GLI OPINABILI PROVVEDIMENTI DELL’UFFICIO SCOLASTICO REGIONALE DELLA CAMPANIA

Salerno, 7 settembre 2014
Ambrogio IETTO
Sempre più dequalificata in Campania la funzione
del dirigente scolastico
Nel mentre il governo Renzi pubblicizza il suo piano per ‘ la buona scuola ‘ le nostre istituzioni scolastiche vivono le difficoltà proprie di ogni avvio d’anno.
Alle ben consolidate precarietà di natura strutturale e funzionale si aggiunge, sia pure in dimensione non generalizzata, il possibile avvicendamento degli insegnanti e non di rado anche il cambio del dirigente scolastico, figura considerata determinante dal legislatore ai fini del progressivo miglioramento della qualità del servizio educativo – scolastico.
Infatti l’attribuzione della personalità giuridica e dell’autonomia alle scuole, a norma dell’art. 21 della legge n. 59/1997, e la riscrittura, anche a seguito del decreto legislativo n. 59/1998, dell’art. 25 del decreto legislativo n. 165/2001, rafforzarono di molto il profilo professionale del capo d’istituto tanto da attribuirgli ‘autonomi poteri di direzione, di coordinamento e di valorizzazione delle risorse umane’, e da renderlo responsabile dell’organizzazione dell’attività scolastica ‘ secondo criteri di efficienza e di efficacia formative’, potendo egli avvalersi anche della ‘collaborazione delle risorse culturali, professionali, sociali ed economiche del territorio’.
Il primo bando di concorso, di cui al DDG del 22.11.2004, finalizzato al reclutamento di dirigenti scolastici capaci di rispondere ai bisogni formativi propri di una scuola dotata di autonomia organizzativa, didattica e di ricerca educativa, prevedeva un corso – concorso selettivo per il reclutamento di dirigenti scolastici da utilizzare e valorizzare in due settori ben distinti del nostro sistema scolastico: scuola primaria e secondaria di primo grado, compresa la scuola dell’infanzia, e scuola secondaria superiore ed istituti educativi con particolare riferimento ai convitti nazionali.
Nella chilometrica legge finanziaria per il 2007 ( la n. 296 del 27.122006 ), costituita da un articolo unico, al comma 618, il Parlamento, condizionato da lobby e da sottogruppi non ben identificati ma sicuramente ipotizzabili, decise di modificare il sistema di reclutamento dei dirigenti scolastici, prevedendo la ‘unificazione dei tre settori dei dirigenti scolastici’.
Infatti il successivo bando di concorso ( DDG del 13 luglio 2011 ), che nella storia della scuola italiana lascerà ai posteri la testimonianza più eloquente della dappocaggine e dell’uso distorto del decentramento e della conquistata autonomia in questa materia da parte di non pochi uffici scolastici regionali unitamente alla constatata, diffusa tendenza al contenzioso sempre più emergente tra il personale della scuola, legittimò il definitivo superamento dei due settori tanto da estendere il medesimo principio alle disposizioni riguardanti la mobilità degli ex capi d’istituto, oggi dirigenti scolastici.
Si consacrò, così, un profilo professionale quasi esclusivamente condizionato dalla gestione amministrativo – contabile dell’istituzione scolastica.
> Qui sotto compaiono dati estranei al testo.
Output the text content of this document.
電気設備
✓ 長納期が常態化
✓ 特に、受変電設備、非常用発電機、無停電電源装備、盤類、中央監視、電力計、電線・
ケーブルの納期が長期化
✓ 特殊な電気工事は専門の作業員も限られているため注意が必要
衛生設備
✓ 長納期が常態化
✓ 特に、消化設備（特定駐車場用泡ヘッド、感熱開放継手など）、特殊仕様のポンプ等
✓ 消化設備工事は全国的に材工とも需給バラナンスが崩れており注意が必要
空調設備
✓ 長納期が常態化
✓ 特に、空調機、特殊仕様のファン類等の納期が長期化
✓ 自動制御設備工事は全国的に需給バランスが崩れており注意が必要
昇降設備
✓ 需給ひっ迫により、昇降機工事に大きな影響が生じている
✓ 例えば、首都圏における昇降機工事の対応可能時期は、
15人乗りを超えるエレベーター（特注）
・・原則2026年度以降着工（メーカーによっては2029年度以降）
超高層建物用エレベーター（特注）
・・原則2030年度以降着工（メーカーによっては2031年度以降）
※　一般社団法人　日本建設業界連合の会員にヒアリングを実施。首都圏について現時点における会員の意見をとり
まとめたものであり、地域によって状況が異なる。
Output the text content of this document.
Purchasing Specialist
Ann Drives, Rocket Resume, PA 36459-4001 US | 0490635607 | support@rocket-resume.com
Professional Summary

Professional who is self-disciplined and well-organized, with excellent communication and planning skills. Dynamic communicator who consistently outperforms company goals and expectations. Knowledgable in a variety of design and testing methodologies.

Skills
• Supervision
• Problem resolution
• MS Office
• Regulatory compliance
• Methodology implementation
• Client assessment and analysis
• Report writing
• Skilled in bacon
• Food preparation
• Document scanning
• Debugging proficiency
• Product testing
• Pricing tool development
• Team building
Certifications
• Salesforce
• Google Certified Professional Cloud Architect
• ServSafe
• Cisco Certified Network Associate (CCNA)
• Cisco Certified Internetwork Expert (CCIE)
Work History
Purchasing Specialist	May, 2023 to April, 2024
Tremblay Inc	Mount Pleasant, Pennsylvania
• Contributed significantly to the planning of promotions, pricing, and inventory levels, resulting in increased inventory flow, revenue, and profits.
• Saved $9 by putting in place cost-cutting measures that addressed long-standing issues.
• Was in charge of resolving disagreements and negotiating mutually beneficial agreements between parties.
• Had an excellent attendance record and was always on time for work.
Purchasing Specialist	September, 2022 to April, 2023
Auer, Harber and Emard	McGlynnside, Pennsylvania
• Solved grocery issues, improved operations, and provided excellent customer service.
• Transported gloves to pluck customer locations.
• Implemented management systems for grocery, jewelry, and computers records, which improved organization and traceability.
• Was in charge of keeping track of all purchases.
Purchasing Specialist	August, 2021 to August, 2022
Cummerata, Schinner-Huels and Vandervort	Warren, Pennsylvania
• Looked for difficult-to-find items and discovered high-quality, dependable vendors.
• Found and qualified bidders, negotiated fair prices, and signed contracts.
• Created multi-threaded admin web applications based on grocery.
Di fatto saltarono le motivazioni che avevano giustificato, nel processo di graduale aggiornamento dell’art. 25 del decreto legislativo n. 165/2001, l’attribuzione al dirigente scolastico di ‘autonomi poteri’ di ‘ coordinamento’ di una didattica e di una progettazione curricolare organizzate ‘secondo criteri di efficienza e di efficacia formative’, e di ‘ valorizzazione delle risorse umane’, ognuna delle quali portatrici di un retroterra culturale acquisito in sede di formazione iniziale e continua e di competenze professionali e didattico – metodologiche rapportate specificamente al segmento del sistema scolastico in cui si opera, ad un’attività di insegnamento rispettosa dell’età cronologica e mentale del discente, al suo contesto socio – culturale di riferimento e ai ritmi, ai tempi e allo stile del suo modo di apprendere.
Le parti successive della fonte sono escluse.